The incident bears striking resemblance to the death of US-man Daniel Shaver, also at the hands of his local police force. Body-cam footage from Arizona Police Officer Mitch Brailsford showed that the 26-year old was on his knees and hands behind his head, yet due to a very minor reaction was fired upon mercilessly by Officer Brailsford.
While the United States have long had a problem with trigger-happy law enforcement, in the Philippines the case of policemen shooting down innocent civilians like 17-year old Kian de los Santos in October is a recent phenomenon.
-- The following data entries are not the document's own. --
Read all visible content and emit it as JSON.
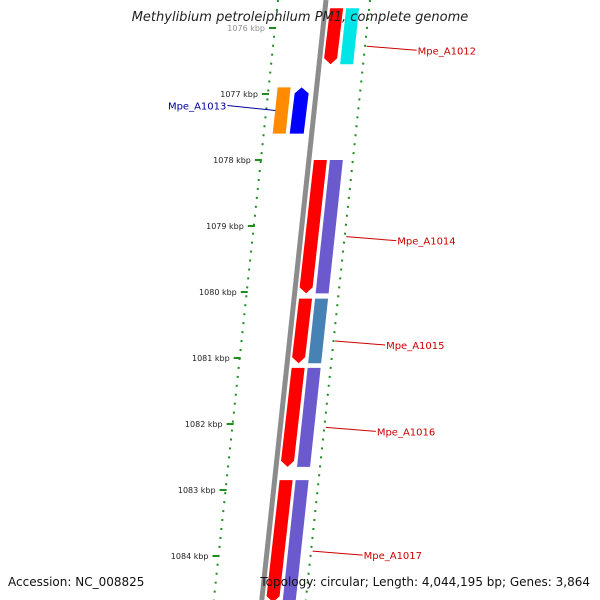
{
  "title": "Methylibium petroleiphilum PM1, complete genome",
  "footer": {
    "accession": "Accession: NC_008825",
    "topology": "Topology: circular; Length: 4,044,195 bp; Genes: 3,864"
  },
  "colors": {
    "forward_strand": "#ff0000",
    "reverse_strand": "#0000ff",
    "orange_feature": "#ff8c00",
    "cog_purple": "#6a5acd",
    "cog_steelblue": "#4682b4",
    "cog_cyan": "#00e5e5",
    "backbone": "#8c8c8c",
    "dotted_ring": "#1e8c1e",
    "forward_label": "#cc0000",
    "reverse_label": "#00009c"
  },
  "ticks": [
    {
      "label": "1076 kbp",
      "kbp": 1076
    },
    {
      "label": "1077 kbp",
      "kbp": 1077
    },
    {
      "label": "1078 kbp",
      "kbp": 1078
    },
    {
      "label": "1079 kbp",
      "kbp": 1079
    },
    {
      "label": "1080 kbp",
      "kbp": 1080
    },
    {
      "label": "1081 kbp",
      "kbp": 1081
    },
    {
      "label": "1082 kbp",
      "kbp": 1082
    },
    {
      "label": "1083 kbp",
      "kbp": 1083
    },
    {
      "label": "1084 kbp",
      "kbp": 1084
    }
  ],
  "genes": [
    {
      "label": "Mpe_A1012",
      "start_kbp": 1075.7,
      "end_kbp": 1076.55,
      "strand": "forward",
      "cog_color": "cog_cyan"
    },
    {
      "label": "Mpe_A1013",
      "start_kbp": 1076.9,
      "end_kbp": 1077.6,
      "strand": "reverse",
      "cog_color": "orange_feature"
    },
    {
      "label": "Mpe_A1014",
      "start_kbp": 1078.0,
      "end_kbp": 1080.02,
      "strand": "forward",
      "cog_color": "cog_purple"
    },
    {
      "label": "Mpe_A1015",
      "start_kbp": 1080.1,
      "end_kbp": 1081.08,
      "strand": "forward",
      "cog_color": "cog_steelblue"
    },
    {
      "label": "Mpe_A1016",
      "start_kbp": 1081.15,
      "end_kbp": 1082.65,
      "strand": "forward",
      "cog_color": "cog_purple"
    },
    {
      "label": "Mpe_A1017",
      "start_kbp": 1082.85,
      "end_kbp": 1084.7,
      "strand": "forward",
      "cog_color": "cog_purple"
    }
  ]
}
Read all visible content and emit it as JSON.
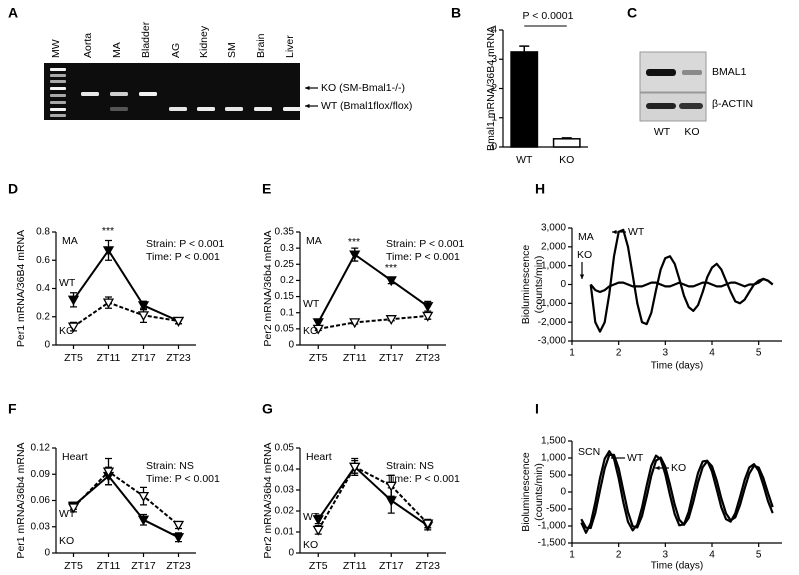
{
  "gels": [
    {
      "panel": "A",
      "lanes": [
        "MW",
        "Aorta",
        "MA",
        "Bladder",
        "AG",
        "Kidney",
        "SM",
        "Brain",
        "Liver"
      ],
      "bands": [
        "KO (SM-Bmal1-/-)",
        "WT (Bmal1flox/flox)"
      ]
    },
    {
      "panel": "C",
      "proteins": [
        "BMAL1",
        "β-ACTIN"
      ],
      "lanes": [
        "WT",
        "KO"
      ]
    }
  ],
  "chart_data": [
    {
      "type": "bar",
      "panel": "B",
      "ylabel": "Bmal1 mRNA/36B4 mRNA",
      "categories": [
        "WT",
        "KO"
      ],
      "values": [
        3.25,
        0.28
      ],
      "errors": [
        0.2,
        0.03
      ],
      "colors": [
        "#000000",
        "#ffffff"
      ],
      "ylim": [
        0,
        4
      ],
      "yticks": [
        0,
        1,
        2,
        3,
        4
      ],
      "annotations": [
        "P < 0.0001"
      ]
    },
    {
      "type": "line",
      "panel": "D",
      "ylabel": "Per1 mRNA/36B4 mRNA",
      "categories": [
        "ZT5",
        "ZT11",
        "ZT17",
        "ZT23"
      ],
      "ylim": [
        0,
        0.8
      ],
      "yticks": [
        0,
        0.2,
        0.4,
        0.6,
        0.8
      ],
      "annotations": [
        "MA",
        "***",
        "Strain: P < 0.001",
        "Time: P < 0.001"
      ],
      "series": [
        {
          "name": "WT",
          "color": "#000000",
          "line": "solid",
          "marker": "filled",
          "values": [
            0.32,
            0.67,
            0.28,
            0.17
          ],
          "errors": [
            0.05,
            0.07,
            0.03,
            0.02
          ]
        },
        {
          "name": "KO",
          "color": "#000000",
          "line": "dashed",
          "marker": "open",
          "values": [
            0.13,
            0.3,
            0.21,
            0.17
          ],
          "errors": [
            0.03,
            0.04,
            0.05,
            0.02
          ]
        }
      ]
    },
    {
      "type": "line",
      "panel": "E",
      "ylabel": "Per2 mRNA/36b4 mRNA",
      "categories": [
        "ZT5",
        "ZT11",
        "ZT17",
        "ZT23"
      ],
      "ylim": [
        0,
        0.35
      ],
      "yticks": [
        0,
        0.05,
        0.1,
        0.15,
        0.2,
        0.25,
        0.3,
        0.35
      ],
      "annotations": [
        "MA",
        "***",
        "***",
        "Strain: P < 0.001",
        "Time: P < 0.001"
      ],
      "series": [
        {
          "name": "WT",
          "color": "#000000",
          "line": "solid",
          "marker": "filled",
          "values": [
            0.07,
            0.28,
            0.2,
            0.12
          ],
          "errors": [
            0.01,
            0.02,
            0.01,
            0.015
          ]
        },
        {
          "name": "KO",
          "color": "#000000",
          "line": "dashed",
          "marker": "open",
          "values": [
            0.05,
            0.07,
            0.08,
            0.09
          ],
          "errors": [
            0.005,
            0.005,
            0.005,
            0.01
          ]
        }
      ]
    },
    {
      "type": "line",
      "panel": "F",
      "ylabel": "Per1 mRNA/36b4 mRNA",
      "categories": [
        "ZT5",
        "ZT11",
        "ZT17",
        "ZT23"
      ],
      "ylim": [
        0,
        0.12
      ],
      "yticks": [
        0,
        0.03,
        0.06,
        0.09,
        0.12
      ],
      "annotations": [
        "Heart",
        "Strain: NS",
        "Time: P < 0.001"
      ],
      "series": [
        {
          "name": "WT",
          "color": "#000000",
          "line": "solid",
          "marker": "filled",
          "values": [
            0.054,
            0.088,
            0.038,
            0.018
          ],
          "errors": [
            0.004,
            0.01,
            0.006,
            0.005
          ]
        },
        {
          "name": "KO",
          "color": "#000000",
          "line": "dashed",
          "marker": "open",
          "values": [
            0.052,
            0.093,
            0.065,
            0.032
          ],
          "errors": [
            0.005,
            0.015,
            0.01,
            0.004
          ]
        }
      ]
    },
    {
      "type": "line",
      "panel": "G",
      "ylabel": "Per2 mRNA/36b4 mRNA",
      "categories": [
        "ZT5",
        "ZT11",
        "ZT17",
        "ZT23"
      ],
      "ylim": [
        0,
        0.05
      ],
      "yticks": [
        0,
        0.01,
        0.02,
        0.03,
        0.04,
        0.05
      ],
      "annotations": [
        "Heart",
        "Strain: NS",
        "Time: P < 0.001"
      ],
      "series": [
        {
          "name": "WT",
          "color": "#000000",
          "line": "solid",
          "marker": "filled",
          "values": [
            0.016,
            0.041,
            0.025,
            0.013
          ],
          "errors": [
            0.002,
            0.004,
            0.006,
            0.002
          ]
        },
        {
          "name": "KO",
          "color": "#000000",
          "line": "dashed",
          "marker": "open",
          "values": [
            0.011,
            0.041,
            0.032,
            0.014
          ],
          "errors": [
            0.002,
            0.003,
            0.005,
            0.002
          ]
        }
      ]
    },
    {
      "type": "line",
      "panel": "H",
      "ylabel": [
        "Bioluminescence",
        "(counts/min)"
      ],
      "xlabel": "Time (days)",
      "annotations": [
        "MA"
      ],
      "xlim": [
        1,
        5.5
      ],
      "xticks": [
        1,
        2,
        3,
        4,
        5
      ],
      "ylim": [
        -3000,
        3000
      ],
      "yticks": [
        {
          "value": -3000,
          "label": "-3,000"
        },
        {
          "value": -2000,
          "label": "-2,000"
        },
        {
          "value": -1000,
          "label": "-1,000"
        },
        0,
        {
          "value": 1000,
          "label": "1,000"
        },
        {
          "value": 2000,
          "label": "2,000"
        },
        {
          "value": 3000,
          "label": "3,000"
        }
      ],
      "x": [
        1.4,
        1.5,
        1.6,
        1.7,
        1.8,
        1.9,
        2.0,
        2.1,
        2.2,
        2.3,
        2.4,
        2.5,
        2.6,
        2.7,
        2.8,
        2.9,
        3.0,
        3.1,
        3.2,
        3.3,
        3.4,
        3.5,
        3.6,
        3.7,
        3.8,
        3.9,
        4.0,
        4.1,
        4.2,
        4.3,
        4.4,
        4.5,
        4.6,
        4.7,
        4.8,
        4.9,
        5.0,
        5.1,
        5.2,
        5.3
      ],
      "series": [
        {
          "name": "WT",
          "color": "#000000",
          "values": [
            0,
            -2000,
            -2500,
            -2000,
            -500,
            1500,
            2800,
            2900,
            2000,
            500,
            -1000,
            -2000,
            -2100,
            -1500,
            -300,
            800,
            1400,
            1500,
            1100,
            300,
            -600,
            -1200,
            -1400,
            -1100,
            -400,
            400,
            900,
            1100,
            800,
            200,
            -400,
            -900,
            -1000,
            -800,
            -400,
            0,
            200,
            300,
            200,
            0
          ]
        },
        {
          "name": "KO",
          "color": "#000000",
          "values": [
            0,
            -300,
            -400,
            -300,
            -100,
            0,
            100,
            100,
            0,
            -100,
            -100,
            -100,
            0,
            100,
            100,
            0,
            -100,
            -100,
            0,
            100,
            0,
            -100,
            -100,
            0,
            100,
            100,
            0,
            -100,
            -100,
            0,
            100,
            100,
            0,
            -100,
            0,
            0,
            100,
            300,
            200,
            0
          ]
        }
      ]
    },
    {
      "type": "line",
      "panel": "I",
      "ylabel": [
        "Bioluminescence",
        "(counts/min)"
      ],
      "xlabel": "Time (days)",
      "annotations": [
        "SCN"
      ],
      "xlim": [
        1,
        5.5
      ],
      "xticks": [
        1,
        2,
        3,
        4,
        5
      ],
      "ylim": [
        -1500,
        1500
      ],
      "yticks": [
        {
          "value": -1500,
          "label": "-1,500"
        },
        {
          "value": -1000,
          "label": "-1,000"
        },
        {
          "value": -500,
          "label": "-500"
        },
        0,
        500,
        {
          "value": 1000,
          "label": "1,000"
        },
        {
          "value": 1500,
          "label": "1,500"
        }
      ],
      "x": [
        1.2,
        1.3,
        1.4,
        1.5,
        1.6,
        1.7,
        1.8,
        1.9,
        2.0,
        2.1,
        2.2,
        2.3,
        2.4,
        2.5,
        2.6,
        2.7,
        2.8,
        2.9,
        3.0,
        3.1,
        3.2,
        3.3,
        3.4,
        3.5,
        3.6,
        3.7,
        3.8,
        3.9,
        4.0,
        4.1,
        4.2,
        4.3,
        4.4,
        4.5,
        4.6,
        4.7,
        4.8,
        4.9,
        5.0,
        5.1,
        5.2,
        5.3
      ],
      "series": [
        {
          "name": "WT",
          "color": "#000000",
          "values": [
            -900,
            -1200,
            -920,
            -310,
            410,
            980,
            1200,
            980,
            400,
            -300,
            -880,
            -1130,
            -960,
            -460,
            190,
            770,
            1070,
            960,
            520,
            -90,
            -650,
            -980,
            -950,
            -580,
            0,
            560,
            900,
            920,
            600,
            80,
            -450,
            -800,
            -870,
            -620,
            -150,
            360,
            720,
            820,
            620,
            210,
            -270,
            -620
          ]
        },
        {
          "name": "KO",
          "color": "#000000",
          "values": [
            -800,
            -1050,
            -1060,
            -615,
            50,
            695,
            1090,
            1090,
            690,
            50,
            -590,
            -1005,
            -1045,
            -710,
            -135,
            480,
            920,
            1015,
            740,
            215,
            -370,
            -815,
            -965,
            -765,
            -290,
            280,
            730,
            910,
            760,
            340,
            -185,
            -625,
            -835,
            -745,
            -385,
            105,
            540,
            770,
            720,
            415,
            -30,
            -445
          ]
        }
      ]
    }
  ]
}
The most plausible cause would be the very liberal attitude of the current head-of-state towards the use of force, President Rodrigo Duterte has in the past declared he will “pardon cops who kill criminals and civilians in the line of duty”. He even gave civilians the ability, carte blanche, to kill individuals they suspect of being criminals – telling the public to “go ahead and kill them yourselves”.
With that kind of mentality towards the use of force, it is no wonder that his enforcers also employ the same trigger-happy attitude in their own line of work. The Mandaluyong Police Department has attempted to rectify the situation by relieving all policemen involved in the incident, but that will not restore the lives of those who undeservedly perished.
What will do some good is if other police departments exercise restraint in the future when pursuing suspects, that might help save innocent lives.